Efficacy of Preoperative Chemotherapy in Treatment of Children With Wilms’ Tumor: A Meta-Analysis

Context: To assess the efficacy of preoperative chemotherapy in Wilms’ tumor patients and explore its true value for specific subgroups. Objectives: In the presence of these controversies, a meta-analysis that examines the efficacy of preoperative chemotherapy in Wilms’ tumor patients and specific subgroups is needed to clarify these issues. The objective of this meta-analysis is to assess the efficacy of preoperative chemotherapy in Wilms’ tumor patients and explore its true value for specific subgroups. Data Sources: Computer-based systematic search with “preoperative chemotherapy”, “Neoadjuvant Therapy” and “Wilms’ tumor” as search terms till January 2013 was performed. Study Selection: No language restrictions were applied. Searches were limited to randomized clinical trials (RCTs) or retrospective studies in human participants under 18 years. A manual examination of references in selected articles was also performed. Data Extraction: Relative Risk (RR) and their 95% Confidence Interval (CI) for Tumor Shrinkage (TS), total Tumor Resection (TR), Event-Free Survival (EFS) and details of subgroup analysis were extracted.

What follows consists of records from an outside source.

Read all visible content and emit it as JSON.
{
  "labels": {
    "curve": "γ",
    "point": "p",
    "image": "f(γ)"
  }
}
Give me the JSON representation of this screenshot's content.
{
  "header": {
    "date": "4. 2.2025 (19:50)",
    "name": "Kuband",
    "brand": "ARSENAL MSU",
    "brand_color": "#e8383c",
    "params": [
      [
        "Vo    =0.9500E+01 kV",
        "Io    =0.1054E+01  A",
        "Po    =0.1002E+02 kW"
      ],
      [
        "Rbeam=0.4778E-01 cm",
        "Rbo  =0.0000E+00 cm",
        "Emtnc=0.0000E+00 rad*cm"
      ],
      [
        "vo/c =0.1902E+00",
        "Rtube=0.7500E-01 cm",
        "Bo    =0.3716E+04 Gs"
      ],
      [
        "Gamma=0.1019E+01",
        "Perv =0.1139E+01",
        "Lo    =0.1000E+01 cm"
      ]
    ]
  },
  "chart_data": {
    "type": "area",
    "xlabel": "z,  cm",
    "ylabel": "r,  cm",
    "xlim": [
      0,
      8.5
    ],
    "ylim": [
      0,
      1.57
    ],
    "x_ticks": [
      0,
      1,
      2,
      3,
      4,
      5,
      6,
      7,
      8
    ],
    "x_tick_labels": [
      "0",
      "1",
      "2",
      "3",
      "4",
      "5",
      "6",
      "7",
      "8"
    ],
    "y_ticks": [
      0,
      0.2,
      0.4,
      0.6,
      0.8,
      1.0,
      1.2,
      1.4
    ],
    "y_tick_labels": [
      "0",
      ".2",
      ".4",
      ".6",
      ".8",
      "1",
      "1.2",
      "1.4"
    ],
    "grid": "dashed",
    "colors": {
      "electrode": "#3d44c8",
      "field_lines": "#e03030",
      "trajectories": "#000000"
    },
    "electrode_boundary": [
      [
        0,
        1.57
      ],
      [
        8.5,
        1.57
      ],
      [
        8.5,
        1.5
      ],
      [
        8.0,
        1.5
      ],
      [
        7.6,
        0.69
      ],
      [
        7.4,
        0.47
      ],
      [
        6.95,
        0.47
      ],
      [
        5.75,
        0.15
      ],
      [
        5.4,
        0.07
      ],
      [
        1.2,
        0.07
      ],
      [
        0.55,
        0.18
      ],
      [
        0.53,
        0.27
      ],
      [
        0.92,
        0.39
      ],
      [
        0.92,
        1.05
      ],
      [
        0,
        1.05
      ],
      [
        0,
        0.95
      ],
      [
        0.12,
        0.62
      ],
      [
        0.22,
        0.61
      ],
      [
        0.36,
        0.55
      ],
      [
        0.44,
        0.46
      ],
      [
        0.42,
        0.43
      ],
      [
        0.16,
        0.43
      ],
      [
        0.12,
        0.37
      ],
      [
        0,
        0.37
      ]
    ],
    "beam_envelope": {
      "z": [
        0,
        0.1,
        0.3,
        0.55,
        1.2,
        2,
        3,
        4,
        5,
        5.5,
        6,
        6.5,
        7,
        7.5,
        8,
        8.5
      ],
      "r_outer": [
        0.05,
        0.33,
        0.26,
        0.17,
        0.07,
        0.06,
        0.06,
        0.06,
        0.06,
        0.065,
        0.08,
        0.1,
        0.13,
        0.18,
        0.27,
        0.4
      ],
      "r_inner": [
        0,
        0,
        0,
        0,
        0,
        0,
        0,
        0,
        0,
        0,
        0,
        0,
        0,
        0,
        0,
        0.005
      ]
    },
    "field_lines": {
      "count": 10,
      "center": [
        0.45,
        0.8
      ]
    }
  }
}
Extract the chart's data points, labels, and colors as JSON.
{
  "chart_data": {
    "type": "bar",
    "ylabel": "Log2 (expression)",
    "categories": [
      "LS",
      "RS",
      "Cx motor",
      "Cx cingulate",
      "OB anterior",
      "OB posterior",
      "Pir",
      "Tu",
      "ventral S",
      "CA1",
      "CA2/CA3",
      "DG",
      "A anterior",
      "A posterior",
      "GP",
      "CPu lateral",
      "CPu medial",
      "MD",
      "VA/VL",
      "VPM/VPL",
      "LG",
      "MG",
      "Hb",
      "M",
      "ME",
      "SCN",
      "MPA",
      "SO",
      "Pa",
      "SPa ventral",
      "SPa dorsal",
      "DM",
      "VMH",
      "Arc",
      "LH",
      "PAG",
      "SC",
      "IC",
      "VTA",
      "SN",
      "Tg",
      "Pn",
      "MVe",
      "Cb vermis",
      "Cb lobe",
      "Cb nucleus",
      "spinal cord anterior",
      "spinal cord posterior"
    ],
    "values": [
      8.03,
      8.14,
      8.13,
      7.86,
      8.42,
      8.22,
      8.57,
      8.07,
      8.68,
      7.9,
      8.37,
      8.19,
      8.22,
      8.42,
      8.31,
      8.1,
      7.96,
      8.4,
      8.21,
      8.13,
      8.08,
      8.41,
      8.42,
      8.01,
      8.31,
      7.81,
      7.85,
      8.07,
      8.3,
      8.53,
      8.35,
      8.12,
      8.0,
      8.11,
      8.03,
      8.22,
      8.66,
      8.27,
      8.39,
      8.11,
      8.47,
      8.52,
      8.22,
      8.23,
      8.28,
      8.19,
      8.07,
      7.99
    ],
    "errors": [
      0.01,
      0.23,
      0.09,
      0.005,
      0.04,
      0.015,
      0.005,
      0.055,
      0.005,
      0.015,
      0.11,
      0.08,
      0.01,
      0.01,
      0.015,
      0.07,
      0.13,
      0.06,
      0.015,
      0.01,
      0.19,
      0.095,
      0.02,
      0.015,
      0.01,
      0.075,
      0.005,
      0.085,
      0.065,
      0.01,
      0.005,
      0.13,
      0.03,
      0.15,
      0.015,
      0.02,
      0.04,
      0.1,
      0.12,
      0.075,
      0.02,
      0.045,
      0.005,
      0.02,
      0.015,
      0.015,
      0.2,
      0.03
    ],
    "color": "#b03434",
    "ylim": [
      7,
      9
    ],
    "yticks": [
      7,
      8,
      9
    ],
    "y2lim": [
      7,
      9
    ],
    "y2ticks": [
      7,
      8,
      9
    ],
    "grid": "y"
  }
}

Meta-analysis was carried out with the help of the software STATA 11.0. Finally, four original Randomized Clinical Trials (RCTs) and 28 retrospective studies with 2375 patients were included. Results: For preoperative chemotherapy vs. up-front surgery (PC vs. SU) group, the pooled RR was 9.109 for TS (95% CI: 5.109 - 16.241; P < 0.001), 1.291 for TR (95% CI: 1.124 - 1.483; P < 0.001) and 1.101 for EFS (95% CI: 0.980 - 1.238; P = 0.106). For subgroup short course vs. long course (SC vs. LC), the pooled RR was 1.097 for TS (95% CI: 0.784 - 1.563; P = 0.587), 1.197 for TR (95% CI: 0.960 - 1.493; P = 0.110) and 1.006 for EFS (95% CI: 0.910 - 1.250; P = 0.430). Conclusions: Short course preoperative chemotherapy is as effective as long course and preoperative chemotherapy only benefits Wilms’ tumor patients in tumor shrinkage and resection but not event-free survival.